Article 2 : L’arrêté du 21 septembre 1992 concédant à M. A sa pension de retraite est annulé en tant qu’il ne prend pas en compte la bonification mentionnée au b) de l’article L. 12 du code des pensions civiles et militaires de retraite.
Article 3 : Le ministre de l’économie, des finances et de l’industrie modifiera, dans le délai de deux mois suivant la notification de la présente décision, les conditions dans lesquelles la pension de M. A lui a été concédée et revalorisera rétroactivement cette pension.
Article 4 : Les sommes dues à M. A porteront intérêt à compter du 7 mai 2003. Les intérêts échus à la date du 7 mai 2004 seront capitalisés pour porter eux-mêmes intérêts.

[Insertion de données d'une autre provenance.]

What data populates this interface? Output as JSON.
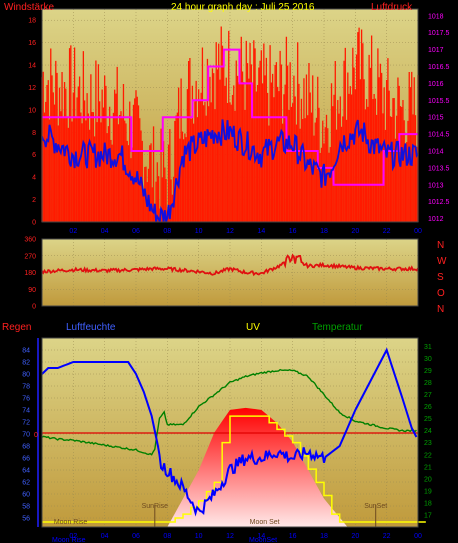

Article 5 : Il n’y a pas lieu de statuer sur les conclusions de la requête de M. A tendant à l’annulation du jugement attaqué en tant qu’il a rejeté sa demande d’annulation de la décision née du silence gardé par le ministre de l’économie, des finances et de l’industrie sur sa demande de révision de sa pension civile de retraite.
Article 6 : L’Etat versera à M. A une somme de 750 euros en application des dispositions de l’article L. 761-1 du code de justice administrative.
Article 7 : La présente décision sera notifiée à M. Georges A, au ministre de l’économie, des finances et de l’industrie et au Service des pensions de la Poste et de France Telecom.